1. ITV Report

Director Bryan Forbes dies after illness aged 86

Bryan Forbes with wife Nanette Newman. Photo: ROSIE HALLAM/PA Archive/Press Association Images

Film director Bryan Forbes has died "following a long illness", a family spokesman said today.

Forbes, whose work includes the original 1970s horror classic Stepford Wives and Whistle Down The Wind, was aged 86.

The "giant of cinema", who was married to the actress Nanette Newman, died surrounded by his family at his home in Virginia Water, Surrey, family friend Matthew D'Ancona said.

Bryan Forbes with his wife, actress Nanette Newman, and daughters, actress Emma (right) and journalist Sarah (left). Credit: Fiona Hanson/PA Wire

Mr D'Ancona said: "Bryan Forbes was a titan of cinema, known and loved by people around the world in the film and theatre industries and known in other fields including politics.

"He is simply irreplaceable and it is wholly apt that he died surrounded by his family."

Left (light jacket) is Bryan Forbes, the director, with Peter O'Toole (centre front) star of the Macbeth at the Old Vic. Credit: PA/PA Archive/Press Association Images

Forbes, who was made CBE in 2004 for services to the arts and the National Youth Theatre of Great Britain, had two daughters - the TV presenter Emma Forbes and the journalist Sarah Standing.

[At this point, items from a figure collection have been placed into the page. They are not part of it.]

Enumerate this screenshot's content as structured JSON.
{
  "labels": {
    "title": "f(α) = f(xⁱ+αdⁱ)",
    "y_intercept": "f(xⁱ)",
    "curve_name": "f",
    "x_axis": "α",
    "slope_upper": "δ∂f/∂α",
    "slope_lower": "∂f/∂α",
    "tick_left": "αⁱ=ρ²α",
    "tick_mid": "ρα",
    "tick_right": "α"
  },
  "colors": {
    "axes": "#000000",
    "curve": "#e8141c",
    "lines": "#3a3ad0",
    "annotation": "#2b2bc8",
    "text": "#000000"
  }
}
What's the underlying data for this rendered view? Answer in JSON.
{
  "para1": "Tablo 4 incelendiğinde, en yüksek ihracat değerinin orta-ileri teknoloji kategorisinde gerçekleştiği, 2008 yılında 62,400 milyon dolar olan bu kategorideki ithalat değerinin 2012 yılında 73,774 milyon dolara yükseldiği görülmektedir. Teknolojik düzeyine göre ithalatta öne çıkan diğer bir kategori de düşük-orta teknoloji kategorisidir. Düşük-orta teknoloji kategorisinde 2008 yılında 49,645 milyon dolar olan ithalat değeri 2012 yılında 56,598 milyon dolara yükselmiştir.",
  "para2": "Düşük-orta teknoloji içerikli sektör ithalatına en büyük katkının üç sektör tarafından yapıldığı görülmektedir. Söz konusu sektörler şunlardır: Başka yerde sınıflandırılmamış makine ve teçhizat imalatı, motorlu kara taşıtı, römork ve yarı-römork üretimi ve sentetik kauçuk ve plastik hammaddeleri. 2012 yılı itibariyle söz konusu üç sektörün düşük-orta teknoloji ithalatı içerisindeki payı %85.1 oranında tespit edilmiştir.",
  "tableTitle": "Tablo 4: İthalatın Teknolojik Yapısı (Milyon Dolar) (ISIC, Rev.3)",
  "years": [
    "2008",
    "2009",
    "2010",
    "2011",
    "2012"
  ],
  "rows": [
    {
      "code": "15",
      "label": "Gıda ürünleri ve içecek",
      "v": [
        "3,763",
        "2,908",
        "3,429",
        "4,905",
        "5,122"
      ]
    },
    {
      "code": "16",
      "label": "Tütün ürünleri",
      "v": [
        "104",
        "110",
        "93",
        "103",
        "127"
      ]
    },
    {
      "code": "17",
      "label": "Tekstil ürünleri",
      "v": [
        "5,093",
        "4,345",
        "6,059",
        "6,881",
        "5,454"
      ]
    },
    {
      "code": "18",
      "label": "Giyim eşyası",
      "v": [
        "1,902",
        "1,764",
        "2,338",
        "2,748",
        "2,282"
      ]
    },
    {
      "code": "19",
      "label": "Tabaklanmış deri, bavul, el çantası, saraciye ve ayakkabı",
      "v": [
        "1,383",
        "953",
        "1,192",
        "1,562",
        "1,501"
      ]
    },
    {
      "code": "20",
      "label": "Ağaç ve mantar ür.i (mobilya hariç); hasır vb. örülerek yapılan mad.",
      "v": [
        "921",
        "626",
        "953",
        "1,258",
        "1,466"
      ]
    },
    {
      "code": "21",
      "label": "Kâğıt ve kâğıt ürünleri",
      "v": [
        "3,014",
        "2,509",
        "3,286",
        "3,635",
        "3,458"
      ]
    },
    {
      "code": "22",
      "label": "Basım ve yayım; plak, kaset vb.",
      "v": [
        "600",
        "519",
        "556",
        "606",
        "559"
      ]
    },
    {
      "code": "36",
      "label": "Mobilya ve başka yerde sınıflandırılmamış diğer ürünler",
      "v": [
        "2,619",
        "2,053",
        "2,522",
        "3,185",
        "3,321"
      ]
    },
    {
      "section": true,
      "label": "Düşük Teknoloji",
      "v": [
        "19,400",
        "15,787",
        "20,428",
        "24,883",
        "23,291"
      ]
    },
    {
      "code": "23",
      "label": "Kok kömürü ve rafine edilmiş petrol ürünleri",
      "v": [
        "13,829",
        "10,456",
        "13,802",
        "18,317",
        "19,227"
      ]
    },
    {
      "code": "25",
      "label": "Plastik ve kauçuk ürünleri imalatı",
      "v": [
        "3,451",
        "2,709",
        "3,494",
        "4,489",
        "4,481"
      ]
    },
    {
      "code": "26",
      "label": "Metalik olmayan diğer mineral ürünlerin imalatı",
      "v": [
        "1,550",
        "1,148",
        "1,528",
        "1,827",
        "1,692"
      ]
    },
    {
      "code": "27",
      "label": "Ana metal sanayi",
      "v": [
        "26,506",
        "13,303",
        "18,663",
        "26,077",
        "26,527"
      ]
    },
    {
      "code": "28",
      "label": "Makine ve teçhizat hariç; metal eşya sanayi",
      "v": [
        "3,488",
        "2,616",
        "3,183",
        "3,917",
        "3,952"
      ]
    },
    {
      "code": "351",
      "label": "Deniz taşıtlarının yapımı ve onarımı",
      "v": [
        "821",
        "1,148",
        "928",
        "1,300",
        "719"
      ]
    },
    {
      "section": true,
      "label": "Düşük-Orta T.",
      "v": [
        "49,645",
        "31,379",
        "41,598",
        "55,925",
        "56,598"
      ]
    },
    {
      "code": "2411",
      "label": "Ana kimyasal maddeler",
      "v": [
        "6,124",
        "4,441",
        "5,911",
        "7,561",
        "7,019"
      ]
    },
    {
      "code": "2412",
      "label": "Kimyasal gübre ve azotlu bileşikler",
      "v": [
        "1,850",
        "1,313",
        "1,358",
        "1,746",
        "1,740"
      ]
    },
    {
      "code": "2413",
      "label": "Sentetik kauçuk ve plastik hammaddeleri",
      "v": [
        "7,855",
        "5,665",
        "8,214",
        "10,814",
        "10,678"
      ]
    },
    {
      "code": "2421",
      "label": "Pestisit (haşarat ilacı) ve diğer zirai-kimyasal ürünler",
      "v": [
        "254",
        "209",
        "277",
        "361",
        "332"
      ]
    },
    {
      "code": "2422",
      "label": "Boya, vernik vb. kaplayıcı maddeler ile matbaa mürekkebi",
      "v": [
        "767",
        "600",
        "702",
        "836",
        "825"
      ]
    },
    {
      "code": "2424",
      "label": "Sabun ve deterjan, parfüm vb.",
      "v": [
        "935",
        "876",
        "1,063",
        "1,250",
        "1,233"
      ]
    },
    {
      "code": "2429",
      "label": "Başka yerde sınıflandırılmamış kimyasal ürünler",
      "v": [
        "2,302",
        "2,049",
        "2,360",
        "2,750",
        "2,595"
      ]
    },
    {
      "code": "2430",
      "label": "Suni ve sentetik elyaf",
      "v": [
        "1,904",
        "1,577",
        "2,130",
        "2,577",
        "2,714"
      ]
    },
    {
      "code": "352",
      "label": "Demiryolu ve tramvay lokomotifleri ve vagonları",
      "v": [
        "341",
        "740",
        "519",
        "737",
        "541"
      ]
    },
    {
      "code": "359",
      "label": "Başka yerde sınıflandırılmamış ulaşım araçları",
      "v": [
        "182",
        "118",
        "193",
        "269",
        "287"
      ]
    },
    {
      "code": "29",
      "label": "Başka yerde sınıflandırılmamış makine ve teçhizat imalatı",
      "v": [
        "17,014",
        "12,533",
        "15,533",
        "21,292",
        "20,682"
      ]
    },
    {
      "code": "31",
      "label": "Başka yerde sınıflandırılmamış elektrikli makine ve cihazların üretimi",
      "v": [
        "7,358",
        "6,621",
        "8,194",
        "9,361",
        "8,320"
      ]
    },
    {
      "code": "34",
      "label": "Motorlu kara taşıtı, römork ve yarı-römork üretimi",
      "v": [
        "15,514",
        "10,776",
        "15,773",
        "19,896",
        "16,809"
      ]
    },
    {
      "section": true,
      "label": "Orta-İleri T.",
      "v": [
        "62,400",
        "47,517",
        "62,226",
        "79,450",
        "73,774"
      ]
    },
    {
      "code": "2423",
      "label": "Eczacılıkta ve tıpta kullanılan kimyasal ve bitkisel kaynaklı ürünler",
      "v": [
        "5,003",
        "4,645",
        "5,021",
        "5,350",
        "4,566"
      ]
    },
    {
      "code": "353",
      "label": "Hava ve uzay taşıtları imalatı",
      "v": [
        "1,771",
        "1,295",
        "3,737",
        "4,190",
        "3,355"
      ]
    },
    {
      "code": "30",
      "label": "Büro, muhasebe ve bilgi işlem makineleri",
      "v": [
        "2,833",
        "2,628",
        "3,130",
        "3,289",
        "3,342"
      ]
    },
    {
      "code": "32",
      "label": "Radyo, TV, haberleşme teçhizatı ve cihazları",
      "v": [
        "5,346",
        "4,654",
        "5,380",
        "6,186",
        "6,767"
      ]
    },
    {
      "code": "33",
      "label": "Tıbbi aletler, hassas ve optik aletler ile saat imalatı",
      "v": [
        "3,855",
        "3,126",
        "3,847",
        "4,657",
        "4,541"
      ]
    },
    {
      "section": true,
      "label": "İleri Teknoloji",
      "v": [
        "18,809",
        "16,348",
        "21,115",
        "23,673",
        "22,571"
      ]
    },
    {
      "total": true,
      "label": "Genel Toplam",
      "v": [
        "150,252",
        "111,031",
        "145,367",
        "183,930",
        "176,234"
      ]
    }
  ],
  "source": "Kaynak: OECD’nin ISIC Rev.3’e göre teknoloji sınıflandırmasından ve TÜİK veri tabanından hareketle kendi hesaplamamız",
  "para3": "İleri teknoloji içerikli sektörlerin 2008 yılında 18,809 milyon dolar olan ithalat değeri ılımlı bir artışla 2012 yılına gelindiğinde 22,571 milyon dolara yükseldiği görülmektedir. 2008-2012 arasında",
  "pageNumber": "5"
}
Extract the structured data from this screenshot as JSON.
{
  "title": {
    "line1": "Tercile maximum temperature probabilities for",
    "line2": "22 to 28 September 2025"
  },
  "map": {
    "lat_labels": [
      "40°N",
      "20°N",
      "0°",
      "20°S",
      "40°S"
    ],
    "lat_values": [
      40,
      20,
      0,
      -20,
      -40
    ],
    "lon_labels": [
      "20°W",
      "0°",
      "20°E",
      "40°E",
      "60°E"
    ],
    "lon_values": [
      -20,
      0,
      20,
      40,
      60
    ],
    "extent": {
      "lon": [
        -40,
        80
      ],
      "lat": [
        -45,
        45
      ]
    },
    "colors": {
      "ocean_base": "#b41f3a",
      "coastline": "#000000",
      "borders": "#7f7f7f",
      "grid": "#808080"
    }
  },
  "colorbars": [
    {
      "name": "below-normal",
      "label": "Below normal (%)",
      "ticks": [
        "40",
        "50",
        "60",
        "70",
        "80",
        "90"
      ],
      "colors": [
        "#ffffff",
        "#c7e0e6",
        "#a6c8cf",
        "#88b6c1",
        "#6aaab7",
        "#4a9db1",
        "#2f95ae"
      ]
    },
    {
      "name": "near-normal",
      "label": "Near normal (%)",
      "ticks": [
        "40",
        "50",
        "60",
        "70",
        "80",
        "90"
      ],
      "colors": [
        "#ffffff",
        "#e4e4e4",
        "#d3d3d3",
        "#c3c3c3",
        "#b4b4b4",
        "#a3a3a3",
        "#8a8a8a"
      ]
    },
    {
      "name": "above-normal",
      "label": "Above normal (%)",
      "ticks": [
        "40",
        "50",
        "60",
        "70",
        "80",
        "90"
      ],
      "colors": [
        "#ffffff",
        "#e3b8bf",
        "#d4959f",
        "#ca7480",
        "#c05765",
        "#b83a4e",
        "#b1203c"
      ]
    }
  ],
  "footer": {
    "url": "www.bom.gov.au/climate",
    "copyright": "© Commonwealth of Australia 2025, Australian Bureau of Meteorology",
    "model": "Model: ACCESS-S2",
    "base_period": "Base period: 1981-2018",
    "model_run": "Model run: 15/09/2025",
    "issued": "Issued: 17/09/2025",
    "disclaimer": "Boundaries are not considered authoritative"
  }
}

He was awarded the Dilys Powell Award for outstanding contribution to cinema at the London Film Critics' Circle Awards in 2006.

Richard Attenborough (left - right), Sheila Sim, Nanette Newman and film director Bryan Forbes in 1960. Credit: PA Wire

After starting off his career as an actor, Forbes made his directorial debut with Whistle Down The Wind in 1961, which led to him becoming one of the leading figures of British post-war cinema.

Forbes, who counted the late Queen Mother among his friends, also found success as an author, writing a number of novels, the latest of which, The Soldier's Story, was published last year.

In an interview with the Daily Mail last June he spoke of how he was diagnosed with multiple sclerosis in 1975 but doctors later admitted the diagnosis was wrong.

In the interview he also said he would want to be remembered as "somebody not taken in by fame".